爪の下のわずかな青みが見えることがありますが、ほとんど分からないことも多いです。

グロムス腫瘍の詳細

「爪に物が当たると激痛が走る。冷たい水に触ると同じように痛む。」このような状態が長年続き悩んでおられる方も多いと思います。

そのような方は、先ず爪の甲をよく見てください。爪の甲は一般的には乳白色からピンク色をしていますが、その中に一点青みがかった場所が見える事があります。この場合はグロムス腫瘍が疑われます。

グロムス腫瘍とは、グロムス器官と呼ばれる血管の一種であり、血流を調節している組織から発生する良性腫瘍です。

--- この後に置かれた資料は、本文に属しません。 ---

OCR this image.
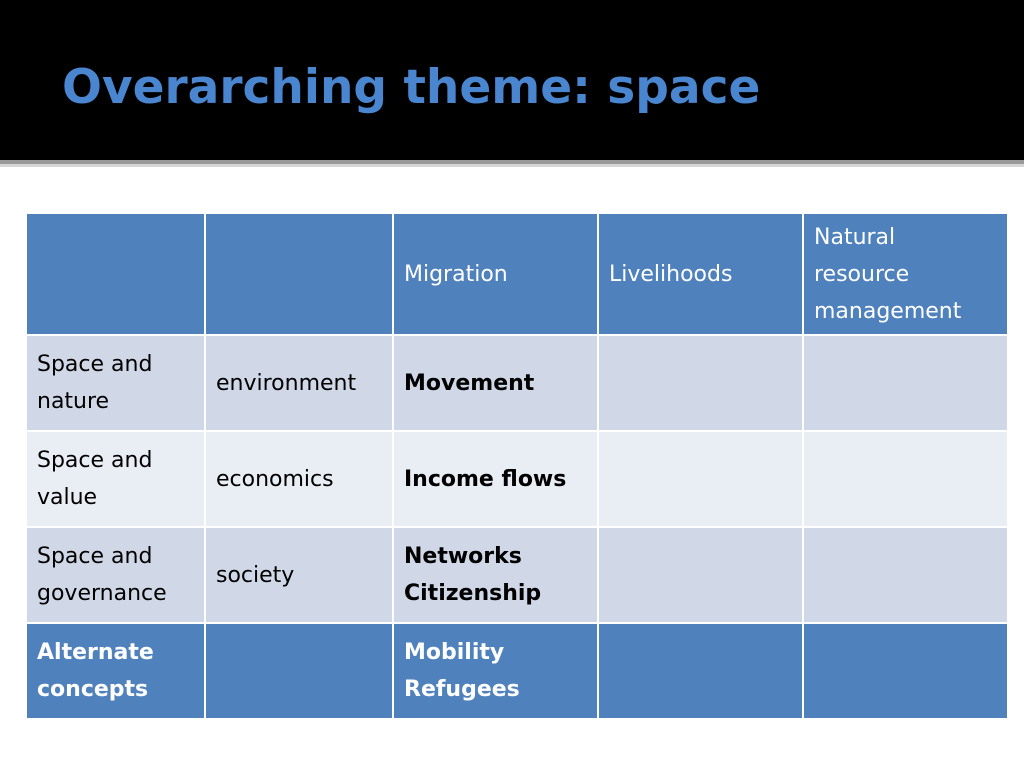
Overarching theme: space
		Migration	Livelihoods	Natural
resource
management

Space and
nature	environment	Movement		

Space and
value	economics	Income flows		

Space and
governance	society	Networks
Citizenship		

Alternate
concepts		Mobility
Refugees		
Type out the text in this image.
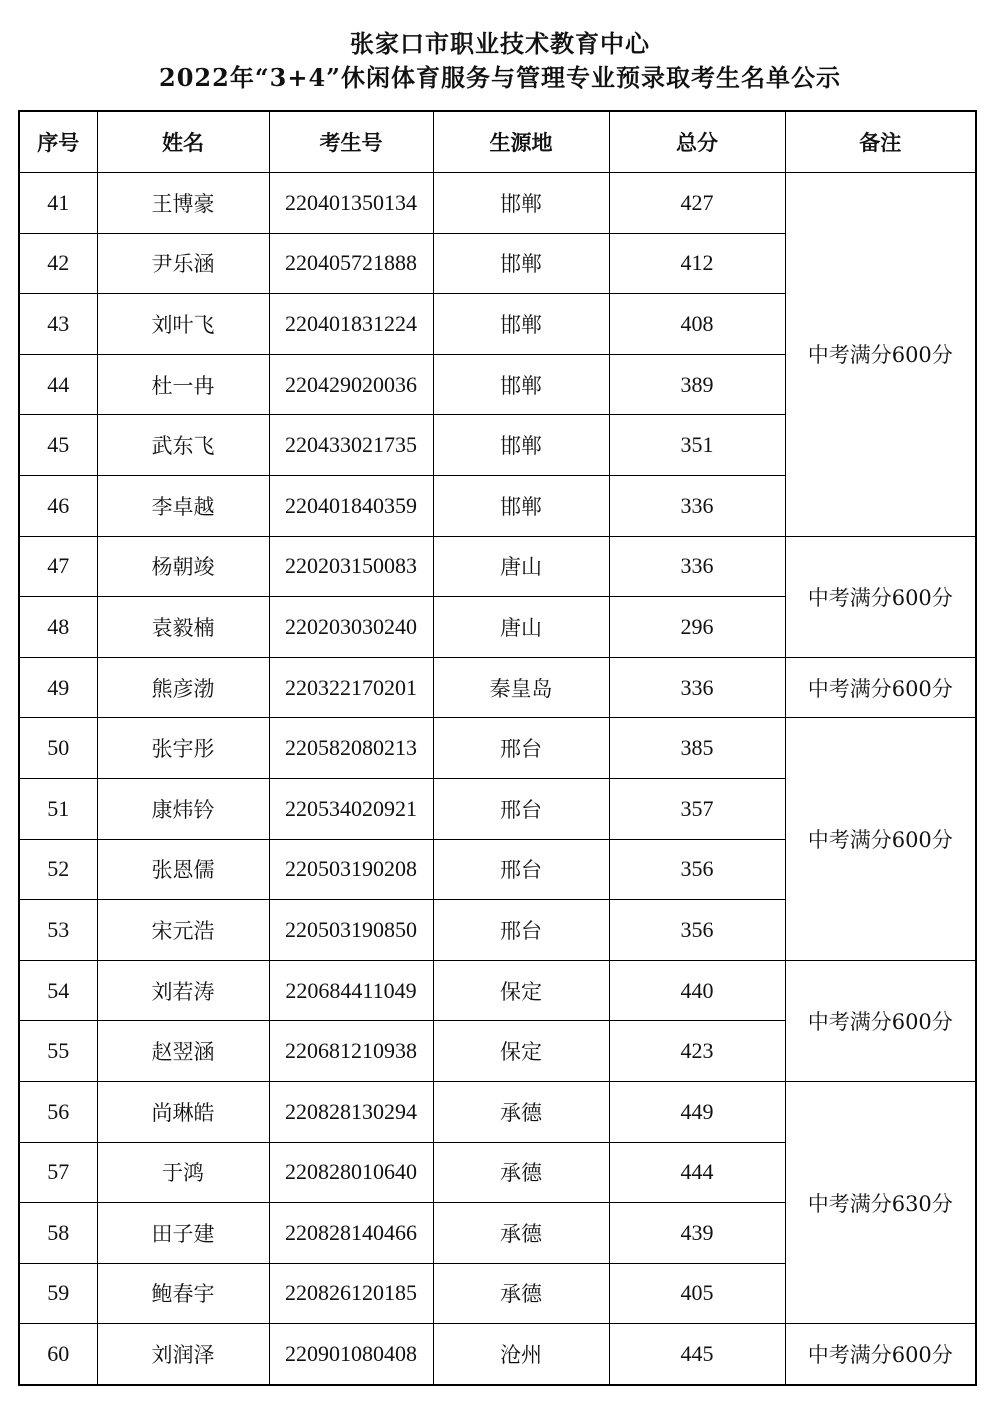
张家口市职业技术教育中心
2022年“3+4”休闲体育服务与管理专业预录取考生名单公示
序号	姓名	考生号	生源地	总分	备注
41	王博豪	220401350134	邯郸	427	中考满分600分
42	尹乐涵	220405721888	邯郸	412	
43	刘叶飞	220401831224	邯郸	408	
44	杜一冉	220429020036	邯郸	389	
45	武东飞	220433021735	邯郸	351	
46	李卓越	220401840359	邯郸	336	
47	杨朝竣	220203150083	唐山	336	中考满分600分
48	袁毅楠	220203030240	唐山	296	
49	熊彦渤	220322170201	秦皇岛	336	中考满分600分
50	张宇彤	220582080213	邢台	385	中考满分600分
51	康炜钤	220534020921	邢台	357	
52	张恩儒	220503190208	邢台	356	
53	宋元浩	220503190850	邢台	356	
54	刘若涛	220684411049	保定	440	中考满分600分
55	赵翌涵	220681210938	保定	423	
56	尚琳皓	220828130294	承德	449	中考满分630分
57	于鸿	220828010640	承德	444	
58	田子建	220828140466	承德	439	
59	鲍春宇	220826120185	承德	405	
60	刘润泽	220901080408	沧州	445	中考满分600分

このグロムス器官は主に手足の指にあることが多く、血流の調節を行うことによって皮膚温の調節を行っています。

話は変わりますが、ここで血流の役目について考えてみたいと思います。先ず思い浮かぶのは呼吸によって取り込まれた酸素を体の隅々まで運び、代謝によって生じた二酸化炭素を集めて肺から排泄することでしょう。これは欠かすことの出来ない重要な役目ですが、もう一つ重要なことに体温の調節機能があります。

たとえば手指を考えてみます。各々の指には大人の場合2mm程の動脈が2本あり、かなりの血流が供給されていますが、指自体には最も酸素を消費する器官である筋肉がありませんので(手掌にはあります)酸素の消費量は多くありません。ではその血流は何のためにあるかというとほとんどが指の温度を保つためにあります。そして、その血流を血管のネットワークの末梢の部分で調整しているのがグロムス器官です。

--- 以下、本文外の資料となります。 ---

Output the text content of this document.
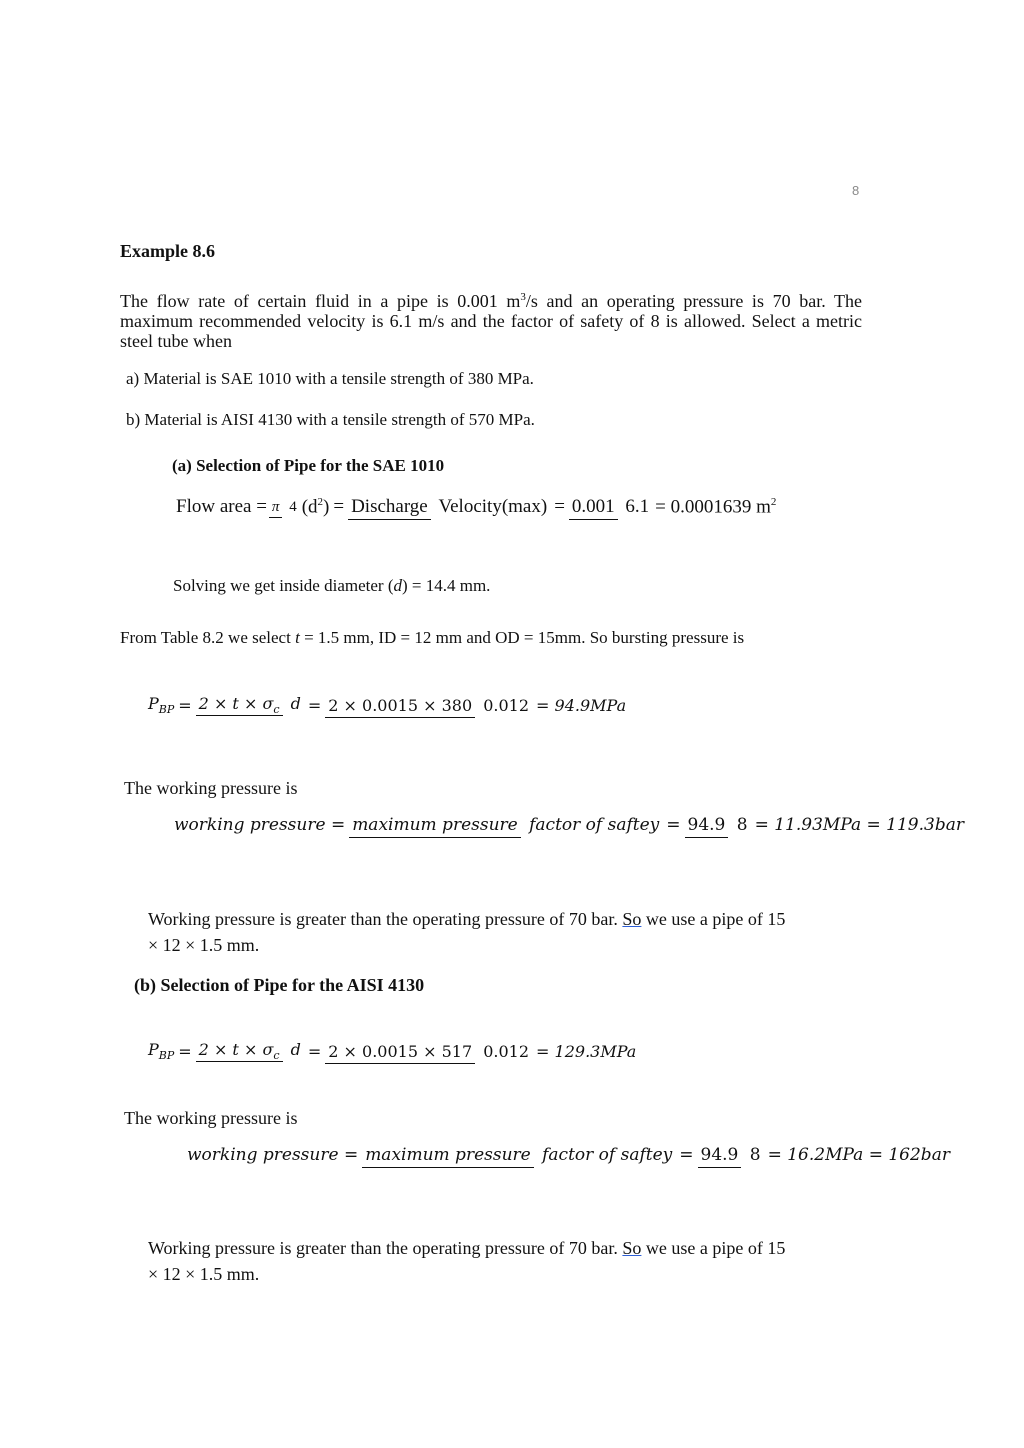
8
Example 8.6
The flow rate of certain fluid in a pipe is 0.001 $m^3/s$ and an operating pressure is 70 bar. The
maximum recommended velocity is 6.1 m/s and the factor of safety of 8 is allowed. Select a metric
steel tube when
a) Material is SAE 1010 with a tensile strength of 380 MPa.
b) Material is AISI 4130 with a tensile strength of 570 MPa.
(a) Selection of Pipe for the SAE 1010
Flow area = π 4 $(d^2)$ = Discharge Velocity(max) = 0.001 6.1 = 0.0001639 $m^2$
Solving we get inside diameter (d) = 14.4 mm.
From Table 8.2 we select t = 1.5 mm, ID = 12 mm and OD = 15mm. So bursting pressure is
$P_{BP} = 2 \times t \times \sigma_c$ d = 2 × 0.0015 × 380 0.012 = 94.9MPa
The working pressure is
working pressure = maximum pressure factor of saftey = 94.9 8 = 11.93MPa = 119.3bar
Working pressure is greater than the operating pressure of 70 bar. So we use a pipe of 15
× 12 × 1.5 mm.
(b) Selection of Pipe for the AISI 4130
$P_{BP} = 2 \times t \times \sigma_c$ d = 2 × 0.0015 × 517 0.012 = 129.3MPa
The working pressure is
working pressure = maximum pressure factor of saftey = 94.9 8 = 16.2MPa = 162bar
Working pressure is greater than the operating pressure of 70 bar. So we use a pipe of 15
× 12 × 1.5 mm.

話を戻します。臨床症状でグロムス腫瘍が疑われた場合、当院では全例MRIの撮影をお願いしております。このMRIによってグロムス腫瘍が確認されて初めて手術と言うことになります。症状はまさににグロムスのようだがMRIを撮影してみると何も無いと言うことが稀にありますので、闇雲に手術をするのは避けるべきだと考えています。

MRIも撮り、グロムス腫瘍が強く疑われるとなった場合、手術を行います。
当院での手術はすべて日帰りの外来手術です。予定時刻の15分ほど前に来院していただき、手術室で手術を行い、お帰りいただくまでに1時間かかりません。

麻酔は局所のブロック注射と言う方法を用いますので、腫瘍のある指だけが無痛になります。術後患指にはしっかりと包帯を巻きますが、他の指は動かせますので日常生活にそれほど障害になることは無いと思います。

この手術の一つの特徴に術後の疼痛があり、長い場合1ヶ月以上続くこともあります。

また、術後爪の変形が残ってしまうこともあります。

当院ではできる限り術後の変形が起こらないように心がけてはいますが、場所によってはどうしても避けられない場合があります。